8. フリーダムすぎるだろ。もう、いいか


「一年の時、月代さんのミステリアスな雰囲気にヤられて、彼に惚れちゃった女の子がいたらしいんですよ。彼はいつも何を聴いているんだろうって、その子、月代さんの上着のポケットをこっそり漁ってみたらしいんですよ。――そしたら、ポケットの中に入っていたのはイヤホンだけで、音楽プレイヤーの類は見当たらなかったんですって」

「何その子、やってることストーカーじゃん。……ってかそんなの、普段はスマホか何かで聞いてて、その時はズボンのポケットに入れてたとか、そういう話っしょ」

「……それがですね。席に戻った月代さんをその子がしばらく観察していると、急に月代さん様子がおかしくなって、慌てたようにイヤホンを耳につけだしたらしいんですよ、伸びたコードの先端は、『何も入ってないはずの上着のポケット』だったんだとか――」


 そこでヤエは一度言葉を切った。まるで沈黙を楽しむかのように、首を傾けた彼女が細い目つきで私を見やる。


「……何そのドヤ顔、ムカつく」

「……おや、驚きませんか。アカネは相変わらずこの手の話題に食いつきませんね。もしかして月代さんは、霊界と通信できる霊能力者なのかもしれないのに」

「いやいやいや……、そんなん、誰かが面白半分に流した作り話に決まってるでしょ。誰が信じるんだっつーの」

「実にロマンのない仮説ですね。……まぁ、さすがの私もそういうオチなんだろうなとは思ってますよ、安心してください。――さっ、続きやろーっと」


 一時の雑談が気分転換になったのか、私を置いて早々にゾーン状態に入ってしまったヤエは、チュパカブラとやらの創作に再び集中し始める。……自分から話を振ってきた癖に、勝手に終わらせやがって。はぁっ……。

 心にこぼれたたタメ息を、私は拾い上げる気にもなれない。何気なく、私が再び月代くんの方に目を向けると、さっきと同じポーズ、さっきと同じ姿勢、彼はやはり一人孤独に黙々と版画作業を続けていた。

 ――心の中で、ひそかにホッとしている私がいる。

 ……私が、『人には誰も言えない理由』で月代くんのコトが気になっている事実を、勘のいいヤエに気づかれなくてよかったな、って。



「――だから! ホントだってば! こ~んな大きい――」


 無駄にでかい声が再び、私の耳に飛び込んで。

 私は釣られたように声のする方へ視線を向ける。さっきと同じポーズ、さっきと同じ姿勢……、やはりと言うか、私の目線の先、例のボブカット女子が両手を大きく広げて大袈裟なジェスチャーを披露していた。――彫刻刀を、片手に持ちながら。


 ……おいおい、だから危ねぇって、ってか一体お前は何見たんだよ――、一抹の不安が脳裏をよぎった私は、頼みの綱をえいやっと引っ張ろうとしたものの、彼女の対面にいるはずのヒマリは忽然と姿を消していた。

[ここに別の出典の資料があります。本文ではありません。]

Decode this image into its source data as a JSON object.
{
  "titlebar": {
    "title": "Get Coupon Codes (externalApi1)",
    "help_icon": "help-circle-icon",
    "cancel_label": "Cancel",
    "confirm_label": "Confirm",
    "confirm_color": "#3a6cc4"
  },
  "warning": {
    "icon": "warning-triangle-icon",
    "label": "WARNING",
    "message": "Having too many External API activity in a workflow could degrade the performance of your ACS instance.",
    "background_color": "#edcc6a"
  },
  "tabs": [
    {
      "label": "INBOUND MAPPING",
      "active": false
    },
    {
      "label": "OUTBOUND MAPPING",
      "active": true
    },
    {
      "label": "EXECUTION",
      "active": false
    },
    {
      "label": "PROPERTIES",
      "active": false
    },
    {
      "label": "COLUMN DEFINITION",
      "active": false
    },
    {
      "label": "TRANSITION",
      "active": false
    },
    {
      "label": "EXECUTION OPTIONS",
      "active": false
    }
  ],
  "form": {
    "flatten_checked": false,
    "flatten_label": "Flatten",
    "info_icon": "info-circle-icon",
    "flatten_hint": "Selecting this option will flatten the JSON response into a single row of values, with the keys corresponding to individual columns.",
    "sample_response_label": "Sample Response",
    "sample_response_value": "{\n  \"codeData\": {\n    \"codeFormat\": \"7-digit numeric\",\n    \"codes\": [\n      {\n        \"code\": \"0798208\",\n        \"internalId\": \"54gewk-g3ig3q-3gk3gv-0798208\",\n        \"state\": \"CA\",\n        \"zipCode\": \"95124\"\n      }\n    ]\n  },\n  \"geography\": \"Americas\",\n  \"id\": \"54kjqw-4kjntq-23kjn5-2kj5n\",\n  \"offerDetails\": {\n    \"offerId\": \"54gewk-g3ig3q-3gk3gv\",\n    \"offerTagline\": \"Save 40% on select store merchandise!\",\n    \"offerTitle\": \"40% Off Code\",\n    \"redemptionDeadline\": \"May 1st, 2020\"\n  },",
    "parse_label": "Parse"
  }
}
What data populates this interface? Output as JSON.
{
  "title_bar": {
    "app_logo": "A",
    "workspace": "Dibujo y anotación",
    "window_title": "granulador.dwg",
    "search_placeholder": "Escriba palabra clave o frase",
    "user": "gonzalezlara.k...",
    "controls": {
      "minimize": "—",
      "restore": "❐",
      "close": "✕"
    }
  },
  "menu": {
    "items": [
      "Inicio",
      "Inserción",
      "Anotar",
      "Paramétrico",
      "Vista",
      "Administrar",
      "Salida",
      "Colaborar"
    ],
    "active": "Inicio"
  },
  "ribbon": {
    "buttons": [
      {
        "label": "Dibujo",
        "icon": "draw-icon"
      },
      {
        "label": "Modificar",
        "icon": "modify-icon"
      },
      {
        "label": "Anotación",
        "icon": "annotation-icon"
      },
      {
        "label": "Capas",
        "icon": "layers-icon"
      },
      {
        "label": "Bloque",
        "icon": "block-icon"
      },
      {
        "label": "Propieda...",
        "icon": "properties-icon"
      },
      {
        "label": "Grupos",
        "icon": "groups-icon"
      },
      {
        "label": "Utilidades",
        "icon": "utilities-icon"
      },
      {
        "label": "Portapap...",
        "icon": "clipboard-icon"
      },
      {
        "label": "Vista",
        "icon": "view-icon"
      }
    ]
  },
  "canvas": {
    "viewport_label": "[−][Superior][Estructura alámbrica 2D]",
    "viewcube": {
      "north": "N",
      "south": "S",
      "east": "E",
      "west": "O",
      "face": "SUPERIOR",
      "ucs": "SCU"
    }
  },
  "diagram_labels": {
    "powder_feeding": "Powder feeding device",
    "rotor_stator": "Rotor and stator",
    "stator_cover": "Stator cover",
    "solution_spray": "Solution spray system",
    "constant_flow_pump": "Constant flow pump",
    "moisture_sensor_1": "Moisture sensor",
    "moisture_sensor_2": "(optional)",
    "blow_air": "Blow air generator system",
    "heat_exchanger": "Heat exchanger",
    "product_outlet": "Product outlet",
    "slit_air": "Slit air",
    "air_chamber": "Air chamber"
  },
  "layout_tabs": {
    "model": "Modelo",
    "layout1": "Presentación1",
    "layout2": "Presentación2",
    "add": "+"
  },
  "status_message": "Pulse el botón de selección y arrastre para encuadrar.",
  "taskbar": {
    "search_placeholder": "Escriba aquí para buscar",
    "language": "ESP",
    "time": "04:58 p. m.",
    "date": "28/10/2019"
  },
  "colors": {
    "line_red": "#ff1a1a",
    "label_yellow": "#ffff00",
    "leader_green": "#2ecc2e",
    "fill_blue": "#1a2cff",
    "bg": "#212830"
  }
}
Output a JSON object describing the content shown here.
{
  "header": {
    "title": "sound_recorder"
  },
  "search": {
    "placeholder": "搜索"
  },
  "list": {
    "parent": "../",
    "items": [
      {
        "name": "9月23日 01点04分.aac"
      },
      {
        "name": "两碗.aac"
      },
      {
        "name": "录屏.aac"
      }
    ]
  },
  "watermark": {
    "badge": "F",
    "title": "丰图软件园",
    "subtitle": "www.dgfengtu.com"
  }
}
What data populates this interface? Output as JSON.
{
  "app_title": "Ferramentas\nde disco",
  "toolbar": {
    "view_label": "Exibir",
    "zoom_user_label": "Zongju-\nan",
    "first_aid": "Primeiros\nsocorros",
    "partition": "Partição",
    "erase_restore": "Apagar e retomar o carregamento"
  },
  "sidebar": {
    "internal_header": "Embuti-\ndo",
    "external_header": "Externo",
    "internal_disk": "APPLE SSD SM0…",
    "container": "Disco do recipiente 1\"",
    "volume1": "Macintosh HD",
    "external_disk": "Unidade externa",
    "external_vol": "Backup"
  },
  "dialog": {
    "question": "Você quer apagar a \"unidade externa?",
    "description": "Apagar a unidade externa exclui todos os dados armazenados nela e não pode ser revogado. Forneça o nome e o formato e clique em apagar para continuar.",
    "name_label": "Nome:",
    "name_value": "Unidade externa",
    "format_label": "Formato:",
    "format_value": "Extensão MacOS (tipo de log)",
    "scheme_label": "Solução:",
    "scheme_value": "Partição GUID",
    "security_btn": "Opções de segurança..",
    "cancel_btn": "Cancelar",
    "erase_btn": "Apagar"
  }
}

 周囲に目を向けると、彼は運動部の男子連中が固まっている他の席に移動しており、互いの怪作を披露しながらニカニカ笑い合っている。……頼みの綱は、分厚い裁ちばさみによって一刀両断されたってワケだ。ちなみに美術の先生の姿も室内に見当たらず、教室の外へ出てしまっているようだった。……フリーダムすぎるだろ。もう、いいか――


 「ちっ」と悪意に満ちた舌打ちが私の耳に流れて――、さっきまでゾーン状態に入っていたヤエがいつの間にか手を止めており、むき出しのしかめ面で前方――、ボブカット女子率いる、華やかなリア充グループたちを睨みつけていた。かしましい雑談に集中モードを切らされ、彼女がイラついているのは誰の目から見ても瞭然だ。


 ……気持ちはわかるけどさ、その顔、露骨すぎだってばよ。

 「まぁまぁ、ヤエはカルシウム不足なんだよ、だからチビなんだっつーの」と、私は怒り心頭の彼女に対して、さらにガソリンをつぎこもうとして――


 しかし、その台詞が外の世界に飛び出すことはなかった。

 私の意識は、数秒間の『イレギュラーイベント』にくぎ付けになっていた。

 ――そんなことある? って思うような事件が起きた。


 一抹の不安が、百抹の悲劇に成り代わろうとしていた。